Did the film show Hillary supporters crying, yes. Did the film show southern white male Trump supporters gloating, yes. Did the film show the contempt each side had for the other, yes, but only to a degree. The film showed one of the Trump supporters of West Virginia getting angry over the way media was covering the election results. The media outlet referred to the votes for Trump were coming from “those rural areas,” The West Virginia man inferred that that was “code” for uneducated. In the West Virginia man’s defense, it is used in that manner frequently in polite circles of the south-eastern portion of the US. They also showed folks who refused to vote, an old man who got to vote for the first time due to felonies on his record, latino supporters of Trump, and the carefree house-less man from Hawaii who has very little knowledge of the election and no cares of it.

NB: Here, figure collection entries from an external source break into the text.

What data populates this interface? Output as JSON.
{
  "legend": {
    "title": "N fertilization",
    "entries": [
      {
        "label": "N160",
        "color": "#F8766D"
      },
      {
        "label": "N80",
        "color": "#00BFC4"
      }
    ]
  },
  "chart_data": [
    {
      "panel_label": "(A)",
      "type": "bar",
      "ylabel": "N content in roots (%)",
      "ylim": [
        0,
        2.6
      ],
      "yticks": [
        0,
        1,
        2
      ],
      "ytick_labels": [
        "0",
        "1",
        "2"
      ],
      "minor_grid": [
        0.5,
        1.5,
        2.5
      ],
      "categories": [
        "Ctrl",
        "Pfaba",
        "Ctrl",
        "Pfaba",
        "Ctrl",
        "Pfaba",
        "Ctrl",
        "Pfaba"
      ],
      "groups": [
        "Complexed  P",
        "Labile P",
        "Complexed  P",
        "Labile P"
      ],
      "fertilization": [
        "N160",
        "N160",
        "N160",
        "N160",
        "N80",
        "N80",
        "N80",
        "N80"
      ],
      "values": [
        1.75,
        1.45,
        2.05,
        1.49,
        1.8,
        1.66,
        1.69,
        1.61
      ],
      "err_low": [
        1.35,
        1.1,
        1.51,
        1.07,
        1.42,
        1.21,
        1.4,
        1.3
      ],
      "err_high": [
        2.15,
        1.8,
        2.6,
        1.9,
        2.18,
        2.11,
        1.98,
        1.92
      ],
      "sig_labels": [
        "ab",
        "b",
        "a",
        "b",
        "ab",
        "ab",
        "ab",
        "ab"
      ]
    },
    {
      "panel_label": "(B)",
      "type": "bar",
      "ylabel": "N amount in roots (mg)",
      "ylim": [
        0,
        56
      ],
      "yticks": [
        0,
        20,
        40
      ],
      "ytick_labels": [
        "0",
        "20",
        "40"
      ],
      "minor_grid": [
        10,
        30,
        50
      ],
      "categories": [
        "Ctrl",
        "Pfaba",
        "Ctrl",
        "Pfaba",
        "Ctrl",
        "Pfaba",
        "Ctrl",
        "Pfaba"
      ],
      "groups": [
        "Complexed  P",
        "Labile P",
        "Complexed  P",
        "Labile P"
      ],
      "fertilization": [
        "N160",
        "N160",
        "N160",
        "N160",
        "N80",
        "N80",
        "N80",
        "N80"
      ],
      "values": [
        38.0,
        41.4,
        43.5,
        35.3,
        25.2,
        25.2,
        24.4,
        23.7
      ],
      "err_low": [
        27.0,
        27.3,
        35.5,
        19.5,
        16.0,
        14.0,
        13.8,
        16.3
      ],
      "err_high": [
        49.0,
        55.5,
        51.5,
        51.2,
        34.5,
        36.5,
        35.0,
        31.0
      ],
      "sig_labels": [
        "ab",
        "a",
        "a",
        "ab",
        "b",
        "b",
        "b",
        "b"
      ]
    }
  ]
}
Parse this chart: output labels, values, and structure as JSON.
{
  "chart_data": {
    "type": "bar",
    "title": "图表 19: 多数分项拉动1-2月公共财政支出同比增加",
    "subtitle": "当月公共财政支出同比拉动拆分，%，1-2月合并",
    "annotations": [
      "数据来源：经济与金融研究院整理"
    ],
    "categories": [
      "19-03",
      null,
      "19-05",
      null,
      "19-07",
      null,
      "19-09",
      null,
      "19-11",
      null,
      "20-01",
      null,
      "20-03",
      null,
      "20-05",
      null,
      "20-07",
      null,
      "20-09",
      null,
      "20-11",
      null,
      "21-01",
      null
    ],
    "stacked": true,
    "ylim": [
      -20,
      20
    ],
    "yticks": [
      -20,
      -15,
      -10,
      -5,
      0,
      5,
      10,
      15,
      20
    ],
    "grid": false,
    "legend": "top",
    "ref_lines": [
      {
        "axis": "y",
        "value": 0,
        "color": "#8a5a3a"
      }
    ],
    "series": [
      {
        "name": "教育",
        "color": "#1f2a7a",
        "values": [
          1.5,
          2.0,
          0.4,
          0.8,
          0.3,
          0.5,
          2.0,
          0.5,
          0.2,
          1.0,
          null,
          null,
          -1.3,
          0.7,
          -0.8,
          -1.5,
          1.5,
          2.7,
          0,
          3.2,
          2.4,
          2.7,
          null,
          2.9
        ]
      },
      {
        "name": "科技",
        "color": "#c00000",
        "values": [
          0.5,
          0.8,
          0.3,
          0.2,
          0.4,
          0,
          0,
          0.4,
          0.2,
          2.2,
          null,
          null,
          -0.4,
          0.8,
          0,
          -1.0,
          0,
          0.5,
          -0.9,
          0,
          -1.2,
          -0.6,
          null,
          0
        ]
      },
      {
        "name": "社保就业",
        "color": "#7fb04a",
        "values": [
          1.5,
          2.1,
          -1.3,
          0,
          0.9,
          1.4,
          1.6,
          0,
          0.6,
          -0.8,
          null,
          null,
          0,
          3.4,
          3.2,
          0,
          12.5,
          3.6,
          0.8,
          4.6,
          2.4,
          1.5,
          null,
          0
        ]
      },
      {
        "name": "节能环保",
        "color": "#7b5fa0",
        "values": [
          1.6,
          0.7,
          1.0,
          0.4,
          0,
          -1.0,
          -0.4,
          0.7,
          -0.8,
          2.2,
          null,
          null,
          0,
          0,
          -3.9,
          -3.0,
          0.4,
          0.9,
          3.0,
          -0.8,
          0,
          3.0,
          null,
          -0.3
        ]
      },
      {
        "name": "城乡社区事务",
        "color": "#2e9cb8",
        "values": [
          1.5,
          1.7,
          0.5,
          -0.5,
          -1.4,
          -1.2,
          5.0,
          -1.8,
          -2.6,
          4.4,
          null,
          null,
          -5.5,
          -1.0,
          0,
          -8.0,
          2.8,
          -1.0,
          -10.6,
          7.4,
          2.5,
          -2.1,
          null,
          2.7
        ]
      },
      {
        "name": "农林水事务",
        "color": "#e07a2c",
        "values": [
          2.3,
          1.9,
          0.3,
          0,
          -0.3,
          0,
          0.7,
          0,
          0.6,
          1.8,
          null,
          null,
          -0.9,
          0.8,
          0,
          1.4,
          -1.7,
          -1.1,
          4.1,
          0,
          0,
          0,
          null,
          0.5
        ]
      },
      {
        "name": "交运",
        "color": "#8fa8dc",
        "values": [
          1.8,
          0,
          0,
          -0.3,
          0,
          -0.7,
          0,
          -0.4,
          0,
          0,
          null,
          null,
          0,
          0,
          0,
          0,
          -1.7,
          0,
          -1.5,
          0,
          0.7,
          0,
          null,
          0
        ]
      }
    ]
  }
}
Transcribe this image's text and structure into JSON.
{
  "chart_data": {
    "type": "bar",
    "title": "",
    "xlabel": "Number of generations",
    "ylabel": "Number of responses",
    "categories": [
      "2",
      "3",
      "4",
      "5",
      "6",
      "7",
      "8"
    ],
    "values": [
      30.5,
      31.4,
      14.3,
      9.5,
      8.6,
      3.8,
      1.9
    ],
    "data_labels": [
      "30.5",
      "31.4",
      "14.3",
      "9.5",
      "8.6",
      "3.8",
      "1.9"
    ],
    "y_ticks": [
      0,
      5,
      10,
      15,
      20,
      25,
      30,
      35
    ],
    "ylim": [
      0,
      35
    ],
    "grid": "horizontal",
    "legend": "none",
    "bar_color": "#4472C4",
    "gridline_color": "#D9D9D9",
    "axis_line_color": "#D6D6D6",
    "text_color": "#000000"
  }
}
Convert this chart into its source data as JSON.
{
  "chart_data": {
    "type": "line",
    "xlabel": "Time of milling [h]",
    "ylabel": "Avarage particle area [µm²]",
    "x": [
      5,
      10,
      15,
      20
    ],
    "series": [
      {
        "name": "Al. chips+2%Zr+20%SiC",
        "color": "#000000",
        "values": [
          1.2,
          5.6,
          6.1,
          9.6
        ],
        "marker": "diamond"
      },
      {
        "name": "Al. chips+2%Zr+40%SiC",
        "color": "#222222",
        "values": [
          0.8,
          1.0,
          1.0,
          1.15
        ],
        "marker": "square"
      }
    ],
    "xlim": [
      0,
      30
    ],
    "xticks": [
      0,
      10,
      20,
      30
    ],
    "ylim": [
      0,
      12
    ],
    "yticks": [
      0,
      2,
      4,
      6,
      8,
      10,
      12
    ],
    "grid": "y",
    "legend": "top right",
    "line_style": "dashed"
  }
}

This film did a adequate job of the coverage. I was surprised and disappointed of their third party coverage. I was surprised that they had any kind of third party coverage considering the majority of America’s disdain of a third party. I was disappointed over who they covered, Evan McMullin, an independent candidate who only received 0.53% of the national popular vote. While Jill Stein from the Green Party received more national coverage
and 1% of the national popular vote, and Gary Johnson of the Libertarian Party received even more national coverage because of not being allowed to participate in the debates, and received 3.3% of the national popular vote. Perhaps that was intentional, to further perpetuate the two party system by showing someone only the great people of Utah had ever heard of.
This film gives some insight into the people’s emotions for and against candidates in the 2016 election. For those still in the fever of it, I would say this was a left of the middle political film, with a hint of a fantasy of a reminiscent time when no one cared about politics.